Cinema patrons will be able to remove their facial coverings to consume food and drink, the U.K. Cinema Association confirmed on Wednesday, citing a directive from the U.K. Department for Digital, Culture, Media & Sport (DCMS).
“Pleased to confirm that while guests will be asked to wear face coverings in cinemas in England from this Saturday 8 August, once in the auditorium they will be able to remove them in order to enjoy food and drink,” the U.K. Cinema Association tweeted.
@Cinema_UK pleased to confirm that while guests will be asked to wear face coverings in cinemas in England from this Saturday 8 August, once in the auditorium they will be able to remove them in order to enjoy food and drink.
— Cinema UK (@Cinema_UK) August 5, 2020
The U.K. government has taken swift action as the country recorded the highest number of fresh coronavirus cases since June on Thursday, with a spike of 846 new cases.
Face coverings will now be compulsory in museums, galleries, cinemas and places of worship from Aug. 8, it was confirmed Friday. The new safeguards will be enforced by a “greater police presence,” said Prime Minister Boris Johnson.
The new guidance on face coverings in cinemas has been welcomed by the Cineworld Action Group, which represents some staff from the cinema chain’s U.K. theaters. The group launched a petition in late June calling for management to ensure that audience members wear masks within cinemas. On Friday, the org encouraged the Scottish and Welsh governments to enforce similar standards around face coverings.
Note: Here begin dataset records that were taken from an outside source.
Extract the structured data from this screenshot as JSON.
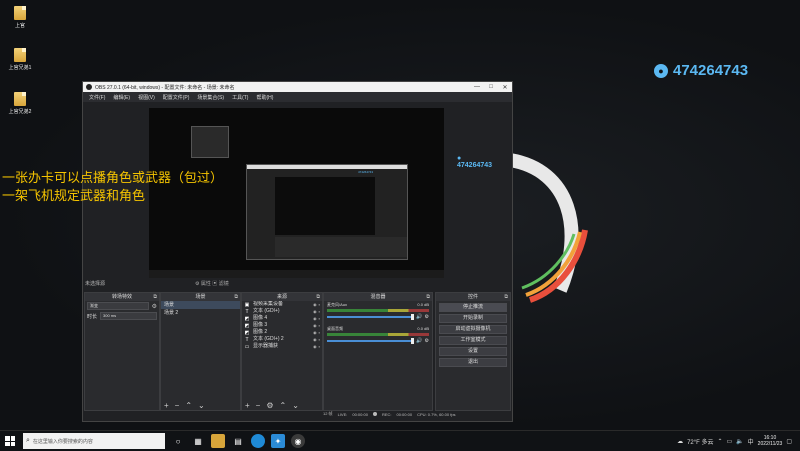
{
  "desktop": {
    "icons": [
      {
        "label": "上官"
      },
      {
        "label": "上官兄弟1"
      },
      {
        "label": "上官兄弟2"
      }
    ],
    "qq_number": "474264743"
  },
  "overlay": {
    "line1": "一张办卡可以点播角色或武器（包过）",
    "line2": "一架飞机规定武器和角色"
  },
  "obs": {
    "title": "OBS 27.0.1 (64-bit, windows) - 配置文件: 未命名 - 场景: 未命名",
    "menu": [
      "文件(F)",
      "编辑(E)",
      "视图(V)",
      "配置文件(P)",
      "场景集合(S)",
      "工具(T)",
      "帮助(H)"
    ],
    "preview_qq": "474264743",
    "scene_selected_label": "未选择源",
    "scene_props": "属性",
    "scene_filters": "滤镜",
    "transitions": {
      "header": "转场特效",
      "type": "渐变",
      "duration_label": "时长",
      "duration_value": "300 ms"
    },
    "scenes": {
      "header": "场景",
      "items": [
        "场景",
        "场景 2"
      ]
    },
    "sources": {
      "header": "来源",
      "items": [
        {
          "icon": "cam",
          "label": "视频采集设备"
        },
        {
          "icon": "T",
          "label": "文本 (GDI+)"
        },
        {
          "icon": "img",
          "label": "图像 4"
        },
        {
          "icon": "img",
          "label": "图像 3"
        },
        {
          "icon": "img",
          "label": "图像 2"
        },
        {
          "icon": "T",
          "label": "文本 (GDI+) 2"
        },
        {
          "icon": "disp",
          "label": "显示器捕获"
        }
      ]
    },
    "mixer": {
      "header": "混音器",
      "channels": [
        {
          "name": "麦克风/Aux",
          "db": "0.0 dB"
        },
        {
          "name": "桌面音频",
          "db": "0.0 dB"
        }
      ]
    },
    "controls": {
      "header": "控件",
      "buttons": [
        "停止推流",
        "开始录制",
        "启动虚拟摄像机",
        "工作室模式",
        "设置",
        "退出"
      ]
    },
    "status": {
      "live_label": "LIVE:",
      "live_time": "00:00:00",
      "rec_label": "REC:",
      "rec_time": "00:00:00",
      "cpu": "CPU: 0.7%, 60.00 fps",
      "frames": "12 帧"
    }
  },
  "taskbar": {
    "search_placeholder": "在这里输入你要搜索的内容",
    "weather": "72°F 多云",
    "time": "16:10",
    "date": "2022/11/23"
  }
}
We welcome the news that face coverings will be compulsory in cinemas in England. We hope @scotgov and @WelshGovernment will introduce similar guidance as Cineworld continues to ignore staff concerns. 😷 https://t.co/aCkjWsLNsI
— Cineworld Action Group (@cineactiongroup) July 31, 2020
“We must be willing to react to the first sign of trouble,” said Johnson, who announced the new restrictions at a press conference at Downing Street on Friday. “I won’t stand by and allow this virus threat to cause more pain and heartache.”
“We should now squeeze that brake pedal to keep the virus under control,” said Johnson, who was diagnosed with coronavirus in late March and had to be hospitalized. His ordeal is now being adapted into a drama directed by “The Trip” helmer Michael Winterbottom.
Meanwhile, live theater venues, which were due to reopen Aug. 1, will stay closed for at least another two weeks. However, most venues, which have been unable to open due to strict social distancing requirements, were likely going to stay shuttered anyway.
Jon Morgan, director of Theatres Trust, said: “It is disappointing that socially-distanced indoor performances will not be able to go ahead tomorrow. However in reality, the majority of theaters were not planning to reopen for shows tomorrow so a two-week delay will not make a huge difference. Most theaters will not be able to put on productions until we reach Stage 5, which allows fuller audiences, so that is the most critical date for much of the sector.”
The U.K. was in Stage 4 of easing of the lockdown that was imposed March 24.
The government’s decision comes after Health Secretary Matt Hancock announced late on Thursday that fresh restrictions would be applied to the North of England, including Greater Manchester, from early Friday morning, including the banning of mingling households.
The U.K. has also reintroduced the 14-day self-isolation requirement for travellers arriving from Spain and Luxembourg.
The U.K. has recorded 302,301 coronavirus cases, with 45,999 deaths.